Он улыбался одними уголками губ, и на его скулах горел румяней. Они стояли на большой слабо освещенной лестничной площадке, окруженные закрытыми дверьми, за которыми собиралась с силами трагедия, нараставшая с каждым часом. Фрэнсис очень остро ее чувствовала, темную и страшную, загадочную и совершенно невыносимую.
— Нет, — решительно сказала она. — Нет, Дэвид, я не хочу.
Он положил руки ей на плечи и заглянул в ее лицо. Она никогда не могла понять, была ли эта его обычная полуулыбка злой, ироничной или странно застенчивой, как ей сейчас казалось.
— Выходи за меня замуж прямо сейчас, — сказал он и подождал, пока в ее глазах не появится недоверчивый огонек.
Он появился, и Дэвид довольно засмеялся, убрав руки и отпустив ее.
— Зачем? — Фрэнсис была все-таки слишком молода, чтобы не задать такой вопрос, несмотря на весь драматизм этого дня.
Он скорчил гримасу.
— Запятнанная йодом рука, — сказал он. — По английским законам жена не может свидетельствовать против своего мужа. Ты сама спросила, солнышко. А сейчас пойдем пообедаем.

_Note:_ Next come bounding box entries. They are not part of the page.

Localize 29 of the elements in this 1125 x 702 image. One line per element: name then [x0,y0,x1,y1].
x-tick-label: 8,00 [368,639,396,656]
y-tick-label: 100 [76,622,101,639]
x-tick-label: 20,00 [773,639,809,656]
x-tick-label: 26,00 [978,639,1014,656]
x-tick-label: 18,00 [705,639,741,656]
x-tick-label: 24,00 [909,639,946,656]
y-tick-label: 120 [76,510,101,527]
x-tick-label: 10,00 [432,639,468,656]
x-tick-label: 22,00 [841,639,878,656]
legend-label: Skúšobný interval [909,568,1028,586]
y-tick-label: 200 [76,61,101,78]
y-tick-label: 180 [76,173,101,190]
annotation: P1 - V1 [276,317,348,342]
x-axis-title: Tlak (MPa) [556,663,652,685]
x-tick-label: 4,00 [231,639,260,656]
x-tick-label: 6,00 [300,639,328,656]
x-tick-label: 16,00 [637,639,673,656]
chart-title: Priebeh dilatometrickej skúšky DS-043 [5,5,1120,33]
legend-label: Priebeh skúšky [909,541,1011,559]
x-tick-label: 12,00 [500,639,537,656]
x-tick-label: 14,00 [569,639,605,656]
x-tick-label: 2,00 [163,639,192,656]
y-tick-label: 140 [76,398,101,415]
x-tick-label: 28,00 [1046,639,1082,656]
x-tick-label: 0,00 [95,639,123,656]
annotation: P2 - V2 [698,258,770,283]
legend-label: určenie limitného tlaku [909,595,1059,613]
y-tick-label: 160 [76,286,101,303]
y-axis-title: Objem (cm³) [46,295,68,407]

В зале старого комфортабельного Биаррита, с его великолепными геранями, турецким ковром и благословенной атмосферой добропорядочного дома произошел незначительный инцидент. В фойе Дэвида остановил, взяв за пуговицу, господин, с которым он был явно незнаком. Фрэнсис пришлось в одиночестве идти в обеденный зал.
Бертран, старший официант, обычно так встречал посетителей, что казалось, он с самого детства находится в услужении у всей семьи. Бертран нашел для нее столик рядом с окнами на Пиккадилли, и она едва успела удобно устроиться, как увидела приближающееся знакомое лицо во главе маленькой процессии. Это была Маргарет Фишер-Спридж с целым выводком закадычных подруг, собравшихся на одну из своих бесконечных посиделок. Фрэнсис подняла голову и улыбнулась так, как улыбаются людям, знакомым с детства, и неожиданно увидела целую гамму чувств на худом птичьем лице. Сначала это была обычная формальная улыбка, потом вежливая радость узнавания сменилась тенью беспокойства. После этого губы презрительно сжались, и взгляд стал ледяным. И, наконец, это лицо превратилось в непроницаемую каменную маску, и миссис Фишер-Спридж с невидящим взглядом прошествовала мимо.
Фрэнсис впервые испытала такое сильное унижение, и внезапно поняла, что оно далеко не последнее. Весь вчерашний день вежливые телефонные звонки держали дом в напряжении. Сегодня утром, когда вышли газеты, телефон замолчал.